SRRM1 (SRm160) and SRRM2 (SRM300) are SR proteins that form the splicing coactivator, which functions in splicing by promoting critical interactions between splicing factors bound to pre-mRNA (50). We characterized 19 and 33 phosphorylation sites on these proteins, respectively, and in addition, we found that they are predicted to be highly disordered (85.4 and 95.9% disordered sequence, respectively). We also characterized phosphorylation sites on an SR protein kinase, PRP4 (62.7% disorder). PRP4 has been shown to bind to and is a substrate of Clk1, another SR protein kinase, and its activity has been mapped to the N terminus at possibly one of the sites we identified (Ser-143 and Ser-145) (51). There is evidence to suggest that Clk1 is not a direct regulator of SR proteins and that PRP4 is more active than Clk1 in phosphorylating SR proteins (51). SR-cyp (77.2% sequence disorder) interacts with Clk1, which hyperphosphorylates SR proteins causing their localization to change from nuclear speckles (zones of accumulation of transcriptional and mRNA splicing factors) to a diffuse nucleoplasmic localization (52). Similarly SR-cyp regulates the localization of SR proteins, including SRRM2, redistributing them from nuclear speckles to a diffuse nucleoplasmic localization (53).

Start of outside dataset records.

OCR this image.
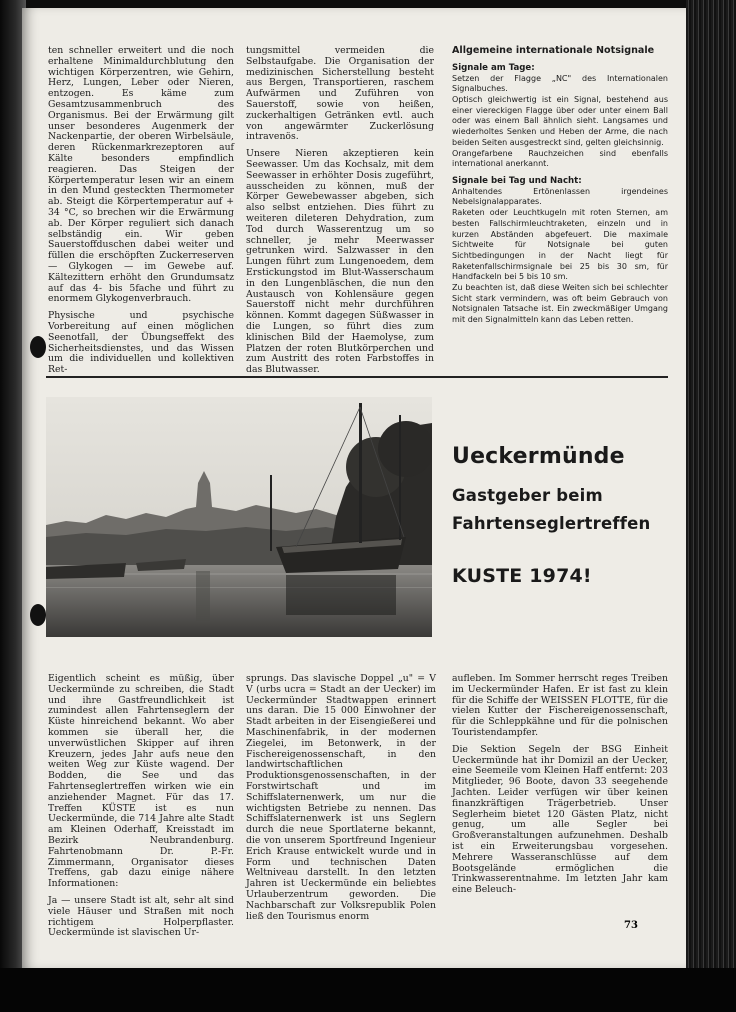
ten schneller erweitert und die noch erhaltene Minimaldurchblutung den wichtigen Körperzentren, wie Gehirn, Herz, Lungen, Leber oder Nieren, entzogen. Es käme zum Gesamtzusammenbruch des Organismus. Bei der Erwärmung gilt unser besonderes Augenmerk der Nackenpartie, der oberen Wirbelsäule, deren Rückenmarkrezeptoren auf Kälte besonders empfindlich reagieren. Das Steigen der Körpertemperatur lesen wir an einem in den Mund gesteckten Thermometer ab. Steigt die Körpertemperatur auf + 34 °C, so brechen wir die Erwärmung ab. Der Körper reguliert sich danach selbständig ein. Wir geben Sauerstoffduschen dabei weiter und füllen die erschöpften Zuckerreserven — Glykogen — im Gewebe auf. Kältezittern erhöht den Grundumsatz auf das 4- bis 5fache und führt zu enormem Glykogenverbrauch.

Physische und psychische Vorbereitung auf einen möglichen Seenotfall, der Übungseffekt des Sicherheitsdienstes, und das Wissen um die individuellen und kollektiven Ret-

tungsmittel vermeiden die Selbstaufgabe. Die Organisation der medizinischen Sicherstellung besteht aus Bergen, Transportieren, raschem Aufwärmen und Zuführen von Sauerstoff, sowie von heißen, zuckerhaltigen Getränken evtl. auch von angewärmter Zuckerlösung intravenös.

Unsere Nieren akzeptieren kein Seewasser. Um das Kochsalz, mit dem Seewasser in erhöhter Dosis zugeführt, ausscheiden zu können, muß der Körper Gewebewasser abgeben, sich also selbst entziehen. Dies führt zu weiteren dileteren Dehydration, zum Tod durch Wasserentzug um so schneller, je mehr Meerwasser getrunken wird. Salzwasser in den Lungen führt zum Lungenoedem, dem Erstickungstod im Blut-Wasserschaum in den Lungenbläschen, die nun den Austausch von Kohlensäure gegen Sauerstoff nicht mehr durchführen können. Kommt dagegen Süßwasser in die Lungen, so führt dies zum klinischen Bild der Haemolyse, zum Platzen der roten Blutkörperchen und zum Austritt des roten Farbstoffes in das Blutwasser.

Allgemeine internationale Notsignale
Signale am Tage:
Setzen der Flagge „NC" des Internationalen Signalbuches.
Optisch gleichwertig ist ein Signal, bestehend aus einer viereckigen Flagge über oder unter einem Ball oder was einem Ball ähnlich sieht. Langsames und wiederholtes Senken und Heben der Arme, die nach beiden Seiten ausgestreckt sind, gelten gleichsinnig.
Orangefarbene Rauchzeichen sind ebenfalls international anerkannt.
Signale bei Tag und Nacht:
Anhaltendes Ertönenlassen irgendeines Nebelsignalapparates.
Raketen oder Leuchtkugeln mit roten Sternen, am besten Fallschirmleuchtraketen, einzeln und in kurzen Abständen abgefeuert. Die maximale Sichtweite für Notsignale bei guten Sichtbedingungen in der Nacht liegt für Raketenfallschirmsignale bei 25 bis 30 sm, für Handfackeln bei 5 bis 10 sm.
Zu beachten ist, daß diese Weiten sich bei schlechter Sicht stark vermindern, was oft beim Gebrauch von Notsignalen Tatsache ist. Ein zweckmäßiger Umgang mit den Signalmitteln kann das Leben retten.
Ueckermünde
Gastgeber beim
Fahrtenseglertreffen
KUSTE 1974!

Eigentlich scheint es müßig, über Ueckermünde zu schreiben, die Stadt und ihre Gastfreundlichkeit ist zumindest allen Fahrtenseglern der Küste hinreichend bekannt. Wo aber kommen sie überall her, die unverwüstlichen Skipper auf ihren Kreuzern, jedes Jahr aufs neue den weiten Weg zur Küste wagend. Der Bodden, die See und das Fahrtenseglertreffen wirken wie ein anziehender Magnet. Für das 17. Treffen KÜSTE ist es nun Ueckermünde, die 714 Jahre alte Stadt am Kleinen Oderhaff, Kreisstadt im Bezirk Neubrandenburg. Fahrtenobmann Dr. P.-Fr. Zimmermann, Organisator dieses Treffens, gab dazu einige nähere Informationen:

Ja — unsere Stadt ist alt, sehr alt sind viele Häuser und Straßen mit noch richtigem Holperpflaster. Ueckermünde ist slavischen Ur-

sprungs. Das slavische Doppel „u" = V V (urbs ucra = Stadt an der Uecker) im Ueckermünder Stadtwappen erinnert uns daran. Die 15 000 Einwohner der Stadt arbeiten in der Eisengießerei und Maschinenfabrik, in der modernen Ziegelei, im Betonwerk, in der Fischereigenossenschaft, in den landwirtschaftlichen Produktionsgenossenschaften, in der Forstwirtschaft und im Schiffslaternenwerk, um nur die wichtigsten Betriebe zu nennen. Das Schiffslaternenwerk ist uns Seglern durch die neue Sportlaterne bekannt, die von unserem Sportfreund Ingenieur Erich Krause entwickelt wurde und in Form und technischen Daten Weltniveau darstellt. In den letzten Jahren ist Ueckermünde ein beliebtes Urlauberzentrum geworden. Die Nachbarschaft zur Volksrepublik Polen ließ den Tourismus enorm

aufleben. Im Sommer herrscht reges Treiben im Ueckermünder Hafen. Er ist fast zu klein für die Schiffe der WEISSEN FLOTTE, für die vielen Kutter der Fischereigenossenschaft, für die Schleppkähne und für die polnischen Touristendampfer.

Die Sektion Segeln der BSG Einheit Ueckermünde hat ihr Domizil an der Uecker, eine Seemeile vom Kleinen Haff entfernt: 203 Mitglieder, 96 Boote, davon 33 seegehende Jachten. Leider verfügen wir über keinen finanzkräftigen Trägerbetrieb. Unser Seglerheim bietet 120 Gästen Platz, nicht genug, um alle Segler bei Großveranstaltungen aufzunehmen. Deshalb ist ein Erweiterungsbau vorgesehen. Mehrere Wasseranschlüsse auf dem Bootsgelände ermöglichen die Trinkwasserentnahme. Im letzten Jahr kam eine Beleuch-

73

SR proteins and other splicing-associated phosphoproteins characterized in this study were isolated from the cytosolic fraction, supporting a function in RNA export where they would shuffle from the nucleus to the cytoplasm. In addition, as these proteins were found in their phosphorylated state, their presence in RNA export complexes or their cytoplasmic shuttling is likely to be regulated by phosphorylation. The requirement for protein and RNA binding, in conjunction with extensive phosphorylation and interaction with other disordered chaperones such as SR-cyp, is rudimentary to participation in highly regulated processes such as RNA splicing and export. The demands placed on SR proteins in terms of molecular binding capabilities and such extensive regulation by phosphorylation appear to be satisfied by their highly disordered nature.

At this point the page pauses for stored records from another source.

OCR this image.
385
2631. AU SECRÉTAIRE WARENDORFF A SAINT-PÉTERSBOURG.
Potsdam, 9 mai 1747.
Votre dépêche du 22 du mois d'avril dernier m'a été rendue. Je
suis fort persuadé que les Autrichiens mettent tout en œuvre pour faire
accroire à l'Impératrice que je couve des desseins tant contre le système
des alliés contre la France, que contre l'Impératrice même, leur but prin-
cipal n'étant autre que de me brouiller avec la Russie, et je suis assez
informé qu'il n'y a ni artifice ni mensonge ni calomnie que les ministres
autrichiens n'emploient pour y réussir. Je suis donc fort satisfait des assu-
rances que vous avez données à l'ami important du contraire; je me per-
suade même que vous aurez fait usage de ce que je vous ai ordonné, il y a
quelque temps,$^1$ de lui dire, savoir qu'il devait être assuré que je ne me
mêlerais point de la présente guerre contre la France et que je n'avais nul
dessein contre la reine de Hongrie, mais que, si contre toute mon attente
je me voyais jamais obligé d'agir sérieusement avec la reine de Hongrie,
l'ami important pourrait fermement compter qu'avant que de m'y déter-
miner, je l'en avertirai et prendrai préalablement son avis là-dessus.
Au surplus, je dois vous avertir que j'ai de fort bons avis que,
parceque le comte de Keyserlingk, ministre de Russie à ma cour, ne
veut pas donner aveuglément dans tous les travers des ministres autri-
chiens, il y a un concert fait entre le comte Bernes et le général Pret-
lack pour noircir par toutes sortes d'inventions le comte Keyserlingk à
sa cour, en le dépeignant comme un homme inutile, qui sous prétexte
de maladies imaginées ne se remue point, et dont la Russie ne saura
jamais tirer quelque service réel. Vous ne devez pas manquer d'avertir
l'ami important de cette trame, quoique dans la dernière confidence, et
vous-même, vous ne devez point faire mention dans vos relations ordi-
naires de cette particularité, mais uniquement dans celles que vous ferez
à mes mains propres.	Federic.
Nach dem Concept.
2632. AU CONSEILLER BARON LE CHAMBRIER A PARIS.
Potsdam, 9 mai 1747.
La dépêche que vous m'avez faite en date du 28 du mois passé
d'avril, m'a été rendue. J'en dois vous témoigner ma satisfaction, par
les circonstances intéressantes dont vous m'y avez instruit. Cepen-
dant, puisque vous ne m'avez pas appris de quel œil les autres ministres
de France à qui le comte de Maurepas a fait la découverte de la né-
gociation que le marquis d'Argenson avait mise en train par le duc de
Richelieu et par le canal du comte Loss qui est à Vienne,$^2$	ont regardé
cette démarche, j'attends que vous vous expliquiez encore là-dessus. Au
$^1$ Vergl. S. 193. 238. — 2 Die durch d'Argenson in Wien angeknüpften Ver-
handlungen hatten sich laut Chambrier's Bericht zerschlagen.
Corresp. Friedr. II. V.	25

Phosphorylation and Intrinsic Sequence Disorder in the Cytoskeleton—
Three phosphorylated components of the cytoskeleton that are known to be disordered or contain experimentally determined disordered regions were found in the cytosolic phosphoproteome; tubulin polymerization-promoting protein (TPPP) (46.8% disorder), Tau (microtubule-associated protein Tau) (81.0% disorder), and β-adducin (48.3% disorder). β-Adducin binds to spectrin-actin complexes and promotes the association of actin with spectrin (54). The C-terminal tail of β-adducin is intrinsically disordered and was identified as the site for binding to spectrin-actin complexes (54). We identified six phosphorylation sites on two consecutive phosphopeptides spanning 53 amino acids of this unstructured C-terminal tail. This multisite phosphorylation cluster is well placed to regulate interaction with spectrin-actin complexes, lying N-terminal to protein kinase C phosphorylation sites that inhibit the activity of β-adducin in promoting spectrin-actin complexes (55).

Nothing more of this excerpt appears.